Stimmungsbild nach den jüngsten Ereignissen in der Türkei
Was denken in Neukölln lebende türkische Mitbürger über den Putschversuch des Militärs in der Türkei und die anschließenden Verhaftungen und Säuberungen in den öffentlichen Verwaltungen?
Kiez und Kneipe befragte in Neukölln lebende Türken über ihre aktuelle Stimmungslage.

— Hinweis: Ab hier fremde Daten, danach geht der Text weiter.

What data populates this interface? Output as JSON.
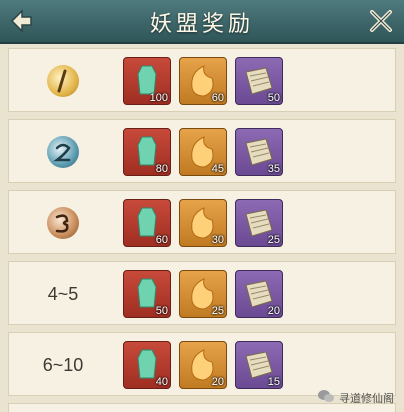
{
  "header": {
    "title": "妖盟奖励",
    "back_icon": "back-arrow-icon",
    "close_icon": "close-x-icon"
  },
  "rows": [
    {
      "rank": "",
      "medal": "gold-medal-1",
      "items": [
        {
          "qty": "100"
        },
        {
          "qty": "60"
        },
        {
          "qty": "50"
        }
      ]
    },
    {
      "rank": "",
      "medal": "silver-medal-2",
      "items": [
        {
          "qty": "80"
        },
        {
          "qty": "45"
        },
        {
          "qty": "35"
        }
      ]
    },
    {
      "rank": "",
      "medal": "bronze-medal-3",
      "items": [
        {
          "qty": "60"
        },
        {
          "qty": "30"
        },
        {
          "qty": "25"
        }
      ]
    },
    {
      "rank": "4~5",
      "medal": "",
      "items": [
        {
          "qty": "50"
        },
        {
          "qty": "25"
        },
        {
          "qty": "20"
        }
      ]
    },
    {
      "rank": "6~10",
      "medal": "",
      "items": [
        {
          "qty": "40"
        },
        {
          "qty": "20"
        },
        {
          "qty": "15"
        }
      ]
    }
  ],
  "watermark": {
    "text": "寻道修仙阁"
  },
  "colors": {
    "header": "#3f686b",
    "row_bg": "#f6f1e2",
    "gold": "#e3b54a",
    "silver": "#5a9bb0",
    "bronze": "#c78a58"
  }
}
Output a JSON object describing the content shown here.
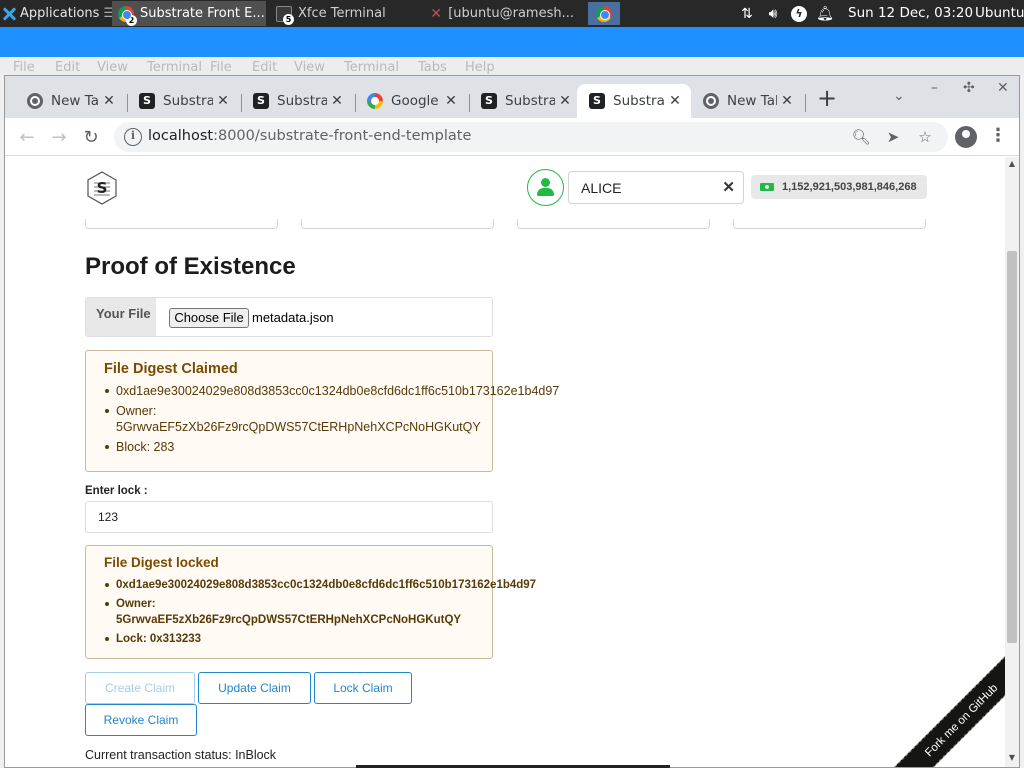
{
  "panel": {
    "applications": "Applications",
    "menu_symbol": "☰",
    "tasks": [
      {
        "label": "Substrate Front E...",
        "badge": "2"
      },
      {
        "label": "Xfce Terminal",
        "badge": "5"
      },
      {
        "label": "[ubuntu@ramesh..."
      }
    ],
    "clock": "Sun 12 Dec, 03:20",
    "user": "Ubuntu"
  },
  "bg_terminal_menu": [
    "File",
    "Edit",
    "View",
    "Terminal",
    "File",
    "Edit",
    "View",
    "Terminal",
    "Tabs",
    "Help"
  ],
  "browser": {
    "tabs": [
      {
        "title": "New Tab",
        "icon": "chrome-icon"
      },
      {
        "title": "Substrate",
        "icon": "substrate-icon"
      },
      {
        "title": "Substrate",
        "icon": "substrate-icon"
      },
      {
        "title": "Google",
        "icon": "google-icon"
      },
      {
        "title": "Substrate",
        "icon": "substrate-icon"
      },
      {
        "title": "Substrate",
        "icon": "substrate-icon",
        "active": true
      },
      {
        "title": "New Tab",
        "icon": "chrome-icon"
      }
    ],
    "url_host": "localhost",
    "url_rest": ":8000/substrate-front-end-template"
  },
  "app": {
    "account_name": "ALICE",
    "balance": "1,152,921,503,981,846,268",
    "heading": "Proof of Existence",
    "file_label": "Your File",
    "choose_button": "Choose File",
    "file_name": "metadata.json",
    "claimed": {
      "header": "File Digest Claimed",
      "digest": "0xd1ae9e30024029e808d3853cc0c1324db0e8cfd6dc1ff6c510b173162e1b4d97",
      "owner_label": "Owner:",
      "owner": "5GrwvaEF5zXb26Fz9rcQpDWS57CtERHpNehXCPcNoHGKutQY",
      "block": "Block: 283"
    },
    "lock_label": "Enter lock :",
    "lock_value": "123",
    "locked": {
      "header": "File Digest locked",
      "digest": "0xd1ae9e30024029e808d3853cc0c1324db0e8cfd6dc1ff6c510b173162e1b4d97",
      "owner_label": "Owner:",
      "owner": "5GrwvaEF5zXb26Fz9rcQpDWS57CtERHpNehXCPcNoHGKutQY",
      "lock": "Lock: 0x313233"
    },
    "buttons": {
      "create": "Create Claim",
      "update": "Update Claim",
      "lock": "Lock Claim",
      "revoke": "Revoke Claim"
    },
    "status": "Current transaction status: InBlock",
    "fork": "Fork me on GitHub"
  },
  "colors": {
    "accent_blue": "#2185d0",
    "success_green": "#21ba45",
    "warning_bg": "#fffaf3",
    "warning_text": "#794b02"
  }
}
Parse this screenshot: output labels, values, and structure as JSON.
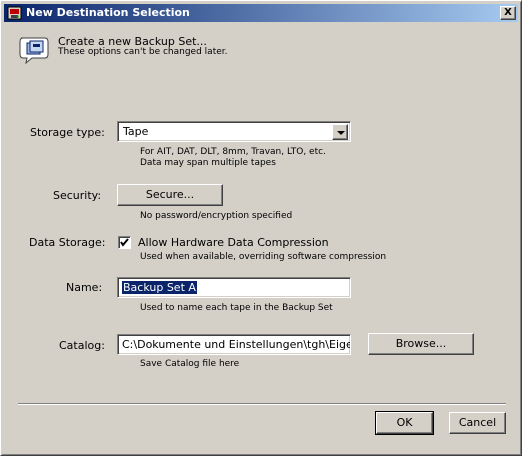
{
  "window": {
    "title": "New Destination Selection",
    "close_glyph": "X"
  },
  "header": {
    "title": "Create a new Backup Set...",
    "subtitle": "These options can't be changed later."
  },
  "storage_type": {
    "label": "Storage type:",
    "value": "Tape",
    "hint_line1": "For AIT, DAT, DLT, 8mm, Travan, LTO, etc.",
    "hint_line2": "Data may span multiple tapes"
  },
  "security": {
    "label": "Security:",
    "button": "Secure...",
    "hint": "No password/encryption specified"
  },
  "data_storage": {
    "label": "Data Storage:",
    "checkbox_label": "Allow Hardware Data Compression",
    "checked": true,
    "hint": "Used when available, overriding software compression"
  },
  "name": {
    "label": "Name:",
    "value": "Backup Set A",
    "hint": "Used to name each tape in the Backup Set"
  },
  "catalog": {
    "label": "Catalog:",
    "value": "C:\\Dokumente und Einstellungen\\tgh\\Eigene Da",
    "browse_button": "Browse...",
    "hint": "Save Catalog file here"
  },
  "footer": {
    "ok": "OK",
    "cancel": "Cancel"
  },
  "colors": {
    "title_bar_start": "#0a246a",
    "title_bar_end": "#a6caf0",
    "dialog_face": "#d4d0c8",
    "selection": "#0a246a"
  },
  "icons": {
    "app": "backup-app-icon",
    "header": "backup-set-icon",
    "close": "close-icon",
    "dropdown": "chevron-down-icon",
    "check": "checkmark-icon"
  }
}
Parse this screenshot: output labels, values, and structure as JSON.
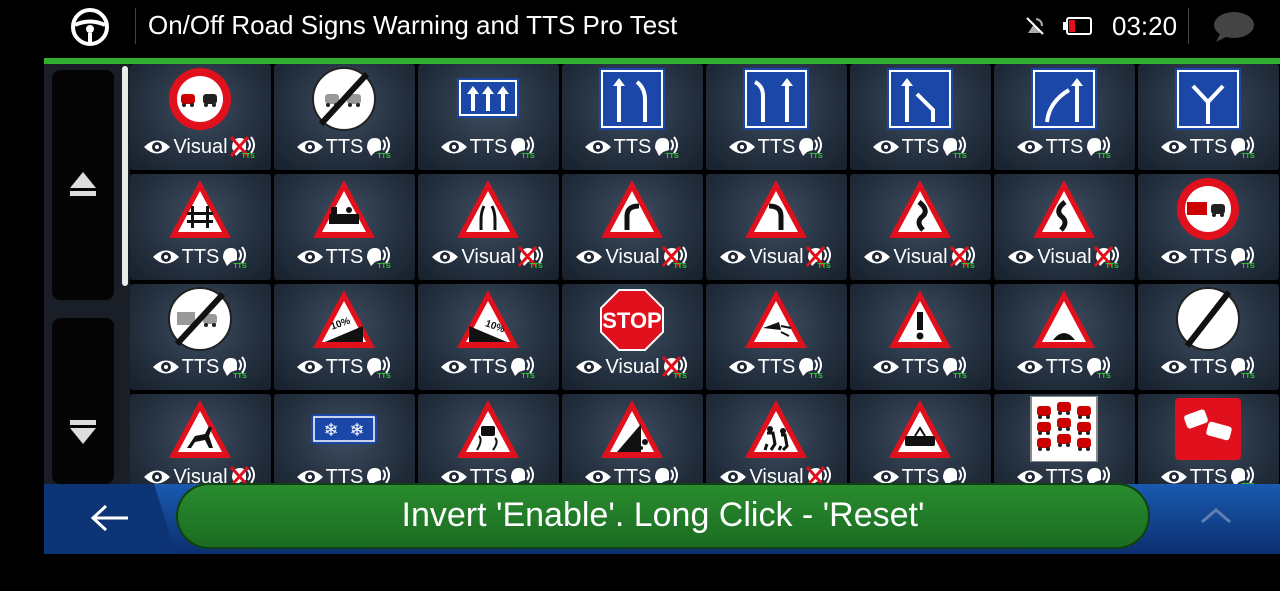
{
  "header": {
    "title": "On/Off Road Signs Warning and TTS Pro Test",
    "time": "03:20"
  },
  "colors": {
    "accent_green": "#2fb12f",
    "sign_red": "#e0101d",
    "sign_blue": "#1a47a8",
    "tts_green": "#2fd12f"
  },
  "sidebar": {
    "scroll_up": "eject-up-icon",
    "scroll_down": "triangle-down-icon"
  },
  "grid": {
    "rows": [
      [
        {
          "sign": "no-overtaking",
          "status": "Visual",
          "voice": "muted"
        },
        {
          "sign": "end-no-overtaking",
          "status": "TTS",
          "voice": "tts"
        },
        {
          "sign": "lanes-three-straight",
          "status": "TTS",
          "voice": "tts"
        },
        {
          "sign": "lanes-straight-merge",
          "status": "TTS",
          "voice": "tts"
        },
        {
          "sign": "lanes-left-straight",
          "status": "TTS",
          "voice": "tts"
        },
        {
          "sign": "lanes-straight-left",
          "status": "TTS",
          "voice": "tts"
        },
        {
          "sign": "lanes-right-straight",
          "status": "TTS",
          "voice": "tts"
        },
        {
          "sign": "lanes-split",
          "status": "TTS",
          "voice": "tts"
        }
      ],
      [
        {
          "sign": "level-crossing-gate",
          "status": "TTS",
          "voice": "tts"
        },
        {
          "sign": "level-crossing-train",
          "status": "TTS",
          "voice": "tts"
        },
        {
          "sign": "road-narrows",
          "status": "Visual",
          "voice": "muted"
        },
        {
          "sign": "curve-right",
          "status": "Visual",
          "voice": "muted"
        },
        {
          "sign": "curve-left",
          "status": "Visual",
          "voice": "muted"
        },
        {
          "sign": "double-curve-left",
          "status": "Visual",
          "voice": "muted"
        },
        {
          "sign": "double-curve-right",
          "status": "Visual",
          "voice": "muted"
        },
        {
          "sign": "no-overtaking-trucks",
          "status": "TTS",
          "voice": "tts"
        }
      ],
      [
        {
          "sign": "end-no-overtaking-trucks",
          "status": "TTS",
          "voice": "tts"
        },
        {
          "sign": "steep-ascent",
          "status": "TTS",
          "voice": "tts"
        },
        {
          "sign": "steep-descent",
          "status": "TTS",
          "voice": "tts"
        },
        {
          "sign": "stop",
          "status": "Visual",
          "voice": "muted"
        },
        {
          "sign": "crosswind",
          "status": "TTS",
          "voice": "tts"
        },
        {
          "sign": "general-danger",
          "status": "TTS",
          "voice": "tts"
        },
        {
          "sign": "speed-bump",
          "status": "TTS",
          "voice": "tts"
        },
        {
          "sign": "end-all-restrictions",
          "status": "TTS",
          "voice": "tts"
        }
      ],
      [
        {
          "sign": "deer-crossing",
          "status": "Visual",
          "voice": "muted"
        },
        {
          "sign": "snow-ice",
          "status": "TTS",
          "voice": "tts"
        },
        {
          "sign": "slippery-road",
          "status": "TTS",
          "voice": "tts"
        },
        {
          "sign": "falling-rocks",
          "status": "TTS",
          "voice": "tts"
        },
        {
          "sign": "school-children",
          "status": "Visual",
          "voice": "muted"
        },
        {
          "sign": "tram-crossing",
          "status": "TTS",
          "voice": "tts"
        },
        {
          "sign": "traffic-jam",
          "status": "TTS",
          "voice": "tts"
        },
        {
          "sign": "accident",
          "status": "TTS",
          "voice": "tts"
        }
      ]
    ]
  },
  "bottom": {
    "back_icon": "arrow-left-icon",
    "up_icon": "chevron-up-icon"
  },
  "toast": {
    "message": "Invert 'Enable'. Long Click - 'Reset'"
  },
  "mini_label": "TTS",
  "sign_text": {
    "stop": "STOP",
    "percent": "10%"
  }
}
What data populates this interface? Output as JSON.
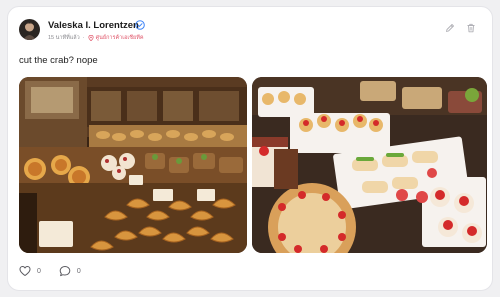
{
  "post": {
    "author": "Valeska I. Lorentzen",
    "time_ago": "15 นาทีที่แล้ว",
    "location": "ศูนย์การค้าเอเชียทีค",
    "text": "cut the crab? nope",
    "likes": "0",
    "comments": "0"
  },
  "icons": {
    "verified": "verified-badge-icon",
    "edit": "pencil-icon",
    "delete": "trash-icon",
    "location": "map-pin-icon",
    "like": "heart-icon",
    "comment": "comment-bubble-icon"
  },
  "colors": {
    "accent": "#3b82f6",
    "location_text": "#e0566a"
  }
}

Viele glauben, der Putschversuch des Militärs sei von der Regierung geplant worden. So auch Metin, 38-jähriger Kioskbetreiber: »Das war doch alles von Erdogan inszeniert, um die von langer Hand geplanten Säuberungen rechtfertigen zu können.« Auch Gülhan, Angestellte im türkischen Konsulat, glaubt nicht an eine Militäraktion: »Das war alles nur Show. Erdoğan brauchte einen Vorwand, um die Säuberungsaktion durchführen zu können.«Bei dem Gedanken, in die Türkei zu reisen, überkommt beide ein mulmiges Gefühl. Metin: »Wenn es nach mir ginge, hätte ich meinen für August geplanten Türkei-Urlaub abgesagt, doch das kann ich meiner Frau und meinen Kindern nicht antun. Ich habe keine Angst, aber ich werde auf jeden Fall darauf achten, was ich zu wem sage.«
Auf die Frage, ob sich in Zukunft etwas für die türkische Bevölkerung in Berlin ändern werde, meint Metin: »Was heißt in Zukunft? Bei mir im Laden sind schon Leute aufgetaucht, die sich ziemlich eindeutig nach meiner Einstellung zu Erdoğan erkundigt haben.« Bei
befreundeten Ladeninhabern seien sie auch schon gewesen. Gülhan bangt um ihren Arbeitsplatz: »Das kann doch jetzt ganz schnell gehen«. Misstrauen sei das vorherrschende Klima unter den Arbeitskollegen. »Hier traut keiner mehr dem anderen über den Weg«.